Technical Field
This invention relates generally to the field of selective ink curing. More specifically, this invention relates to creating different curing effects on the same print through the use of ultraviolet light-emitting diodes.
Description of the Related Art
Digital inkjet printers are used to generate different effects on substrates, such as a glossy surface or highlighting. One way to generate these effects is by using different substrates, such as paper coated with a glossy substance. These substrates, however, cause the entire substrate to show the effect and are more expensive than traditional substrates. FIG. 1A (prior art) is an example of using a matte substrate 100 as a background for printing an object 105. Because the matte substrate 100 applies to the entire background, it cannot be used to highlight specific areas of the substrate, such as text.
As a result of the problems associated with substrates, using a curable inkjet ink to produce the effect is more cost effective and preferable because the effect can be isolated to specific locations. These effects can be produced during ink curing or after the ink has hardened. The ink is typically cured by exposing ink that contains a photoinitiator to ultraviolet (UV) light.
Curable inkjet inks are particularly popular for grand or super-wide format printing systems, which are adapted for billboards, museum displays, billboards, sails, etc. because UV cured inks remain durable on a variety of substrate media.
Printers typically perform UV curing with various light sources, for example, mercury vapor lamps or metal halide bulbs. The problem with these types of various light sources, however, is that they require several minutes after activation to stabilize, they produce excessive heat during curing, ozone is a byproduct of their use, and the light sources have a limited shelf-life.
Another technique for UV curing involves the use of light emitting diodes (LED) that emit UV radiation. UV LEDs are ready to perform curing as soon as they are activated, they require less energy than UV bulbs, and they produce less heat because the LED can be designed to emit a narrow range of wavelengths. U.S. Pat. No. 6,786,589 discloses an ink jet printer in which multiple UV light sources use LEDs to harden the ink drops. U.S. Publication Number 2004/0166249 discloses the use of UV-LED chip arrays to cure inks, where each row in an array can emit a different wavelength of light, but each LED in a row is activated at the same time. In US2006/0119686, each printhead ejector corresponds to one UV-LED and each ink droplet is exposed to the UV-LED exactly once.
FIG. 1B (prior art) illustrates the results of using the UV-LEDs, as taught in these references, to create a matte surface next to an object. Because the UV LEDs are always activated together, the matte is created in all places where a UV curing ink is deposited. Thus, in this example the matte 110 and the object 105 create a matte surface because both inks contain photoinitiators and the entire surface is exposed to the UV-LEDs.

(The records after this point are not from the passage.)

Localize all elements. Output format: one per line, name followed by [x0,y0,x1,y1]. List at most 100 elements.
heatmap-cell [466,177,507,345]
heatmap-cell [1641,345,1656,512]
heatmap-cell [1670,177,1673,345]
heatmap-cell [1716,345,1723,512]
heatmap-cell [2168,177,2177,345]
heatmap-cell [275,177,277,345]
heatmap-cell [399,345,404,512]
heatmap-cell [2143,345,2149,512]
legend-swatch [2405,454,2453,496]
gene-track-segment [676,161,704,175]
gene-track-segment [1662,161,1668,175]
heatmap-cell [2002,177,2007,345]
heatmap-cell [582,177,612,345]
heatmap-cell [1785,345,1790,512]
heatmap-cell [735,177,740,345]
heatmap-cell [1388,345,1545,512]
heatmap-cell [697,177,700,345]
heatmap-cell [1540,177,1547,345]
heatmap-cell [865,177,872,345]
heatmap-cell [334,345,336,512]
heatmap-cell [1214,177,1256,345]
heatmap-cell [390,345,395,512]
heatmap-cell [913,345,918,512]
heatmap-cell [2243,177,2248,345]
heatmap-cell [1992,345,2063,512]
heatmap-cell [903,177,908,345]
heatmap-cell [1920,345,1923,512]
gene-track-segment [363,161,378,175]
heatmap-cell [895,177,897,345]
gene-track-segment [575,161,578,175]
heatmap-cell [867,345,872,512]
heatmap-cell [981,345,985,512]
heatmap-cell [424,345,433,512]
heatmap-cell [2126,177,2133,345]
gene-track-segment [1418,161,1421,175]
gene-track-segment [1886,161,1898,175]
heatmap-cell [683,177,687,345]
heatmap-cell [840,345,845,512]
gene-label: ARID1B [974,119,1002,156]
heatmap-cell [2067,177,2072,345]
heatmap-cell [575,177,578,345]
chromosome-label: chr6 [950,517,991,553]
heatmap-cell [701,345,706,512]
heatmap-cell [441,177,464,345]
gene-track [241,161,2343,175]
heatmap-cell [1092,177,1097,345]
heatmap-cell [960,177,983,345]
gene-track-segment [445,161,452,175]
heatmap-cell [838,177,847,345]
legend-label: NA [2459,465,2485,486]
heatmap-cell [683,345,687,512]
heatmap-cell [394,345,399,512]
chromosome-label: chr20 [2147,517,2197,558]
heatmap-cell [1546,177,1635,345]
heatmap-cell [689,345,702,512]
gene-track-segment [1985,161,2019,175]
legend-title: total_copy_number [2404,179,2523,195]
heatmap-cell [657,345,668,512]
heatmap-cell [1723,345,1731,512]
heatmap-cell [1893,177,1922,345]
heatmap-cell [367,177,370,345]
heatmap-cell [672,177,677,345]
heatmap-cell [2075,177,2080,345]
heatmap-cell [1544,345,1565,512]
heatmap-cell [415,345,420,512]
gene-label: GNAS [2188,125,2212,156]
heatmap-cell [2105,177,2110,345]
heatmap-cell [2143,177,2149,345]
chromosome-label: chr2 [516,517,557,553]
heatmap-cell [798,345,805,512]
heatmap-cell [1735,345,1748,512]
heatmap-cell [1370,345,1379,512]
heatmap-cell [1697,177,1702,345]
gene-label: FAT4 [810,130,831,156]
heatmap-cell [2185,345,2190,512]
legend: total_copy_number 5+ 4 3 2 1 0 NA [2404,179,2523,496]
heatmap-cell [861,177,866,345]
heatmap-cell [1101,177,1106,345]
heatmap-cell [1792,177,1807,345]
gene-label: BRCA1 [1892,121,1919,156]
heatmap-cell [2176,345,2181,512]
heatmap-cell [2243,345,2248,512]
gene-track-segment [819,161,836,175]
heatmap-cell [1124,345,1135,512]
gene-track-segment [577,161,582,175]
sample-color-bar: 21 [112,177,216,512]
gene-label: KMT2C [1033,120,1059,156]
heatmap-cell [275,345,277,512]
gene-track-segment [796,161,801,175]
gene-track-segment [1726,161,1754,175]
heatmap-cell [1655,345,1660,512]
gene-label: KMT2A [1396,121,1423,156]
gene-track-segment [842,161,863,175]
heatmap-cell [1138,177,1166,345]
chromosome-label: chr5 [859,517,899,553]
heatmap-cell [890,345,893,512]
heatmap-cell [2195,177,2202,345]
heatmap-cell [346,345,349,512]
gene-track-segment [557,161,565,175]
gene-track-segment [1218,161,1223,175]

Printers are configured to generate different curing effects using UV ink on a single print by adjusting the UV lamp output to vary the ink curing and surface characteristics. For example, reducing the initial dosage of UV output generates a glossy effect. Increasing the dosage creates a more matte surface. The area can be manipulated by curing once to set the ink and followed with post-dosages to generate different effects.